An instance is sound for this feature with respect to a compatible RELAX NG schema if and only if

  • when the value of each attribute in the instance whose ID-type is not null is split into a sequence of whitespace-separated tokens, the length of the sequence is 1 if the ID-type is ID or IDREF and greater than or equal to 1 if the ID-type is IDREFS, and
  • no two distinct tokens in attributes of ID-type ID have the same value, and
  • for each token in an attribute of ID-type IDREF or IDREFS, there is a token in an attribute of ID-type ID with the same value

The modification of the infoset for this feature changes the [attribute type] property of attribute information items to ID, IDREF or IDREFS and modifies the [normalized value] by applying the normalizeWhiteSpace function.

Editorial Note

Define this more precisely.

The semantics needed for RELAX NG validation are defined for the datatype library

http://relaxng.org/ns/compatibility/datatypes/0.9

as follows:

  • for ID and IDREF a string is an allowed representation if it is a single NCName (as defined in [XML Namespaces]) with optional leading and trailing whitespace; for IDREFS a string is an allowed representation if it is a a whitespace-separated list of one or more NCNames;
  • values are tested for equality in the same way as for the builtin token datatype

6. Documentation

The a:documentation element can be used to specify human-readable documentation. The functionality provided by an a:documentation element in a RELAX NG schema would be provided by a comment in an XML 1.0 DTD. The a:documentation element contains text specifying documentation. It can also have namespace-qualified attributes such as xml:lang.

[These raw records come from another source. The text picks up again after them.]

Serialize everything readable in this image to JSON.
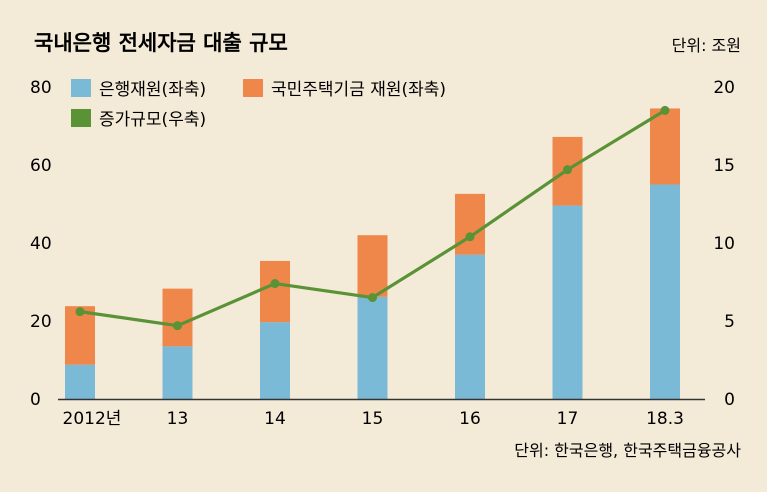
{
  "title": "국내은행 전세자금 대출 규모",
  "unit_label": "단위: 조원",
  "source_label": "단위: 한국은행, 한국주택금융공사",
  "colors": {
    "background": "#f4ead8",
    "bank": "#7bbad6",
    "hf": "#f0874a",
    "increase": "#5a9236",
    "axis": "#333333"
  },
  "chart_data": {
    "type": "bar",
    "stacked": true,
    "title": "국내은행 전세자금 대출 규모",
    "categories": [
      "2012년",
      "13",
      "14",
      "15",
      "16",
      "17",
      "18.3"
    ],
    "series": [
      {
        "name": "은행재원(좌축)",
        "axis": "left",
        "kind": "bar",
        "values": [
          8.8,
          13.5,
          19.7,
          26.2,
          37.0,
          49.6,
          55.0
        ]
      },
      {
        "name": "국민주택기금 재원(좌축)",
        "axis": "left",
        "kind": "bar",
        "values": [
          15.0,
          14.8,
          15.7,
          15.8,
          15.6,
          17.6,
          19.5
        ]
      },
      {
        "name": "증가규모(우축)",
        "axis": "right",
        "kind": "line",
        "values": [
          5.6,
          4.7,
          7.4,
          6.5,
          10.4,
          14.7,
          18.5
        ]
      }
    ],
    "y_left": {
      "ylim": [
        0,
        80
      ],
      "ticks": [
        "0",
        "20",
        "40",
        "60",
        "80"
      ]
    },
    "y_right": {
      "ylim": [
        0,
        20
      ],
      "ticks": [
        "0",
        "5",
        "10",
        "15",
        "20"
      ]
    },
    "legend_position": "top-left"
  }
}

If an a:documentation element does not have a preceding sibling element from the RELAX NG namespace, then the specified documentation applies to the parent element. Otherwise, the specified documentation applies to the nearest preceding sibling element from the RELAX NG namespace. There may be multiple a:documentation elements specifying documentation that apply to the same RELAX NG element.

A correct RELAX NG schema is compatible with this feature if and only if, for each a:documentation element, all of the following hold:

  • it does not have any child elements
  • it does not have any attribute whose namespace URI is the empty string, the RELAX NG namespace URI or the compatibility annotations namespace URI
  • if it has a preceding sibling element from the RELAX NG namespace, then the nearest such preceding sibling element is an element that does not allow child elements (i.e. value, param or name)

There is no soundness relationship for this feature.

There is no infoset modification for this feature.

A. RELAX NG schema

To be supplied.

References

James Clark, Makoto MURATA, editors. RELAX NG Specification. OASIS, 2001.

Tim Bray, Jean Paoli, and C. M. Sperberg-McQueen, Eve Maler, editors. Extensible Markup Language (XML) 1.0 Second Edition. W3C (World Wide Web Consortium), 2000.

Tim Bray, Dave Hollander, and Andrew Layman, editors. Namespaces in XML. W3C (World Wide Web Consortium), 1999.

John Cowan, Richard Tobin, editors. XML Information Set. W3C (World Wide Web Consortium), 2001.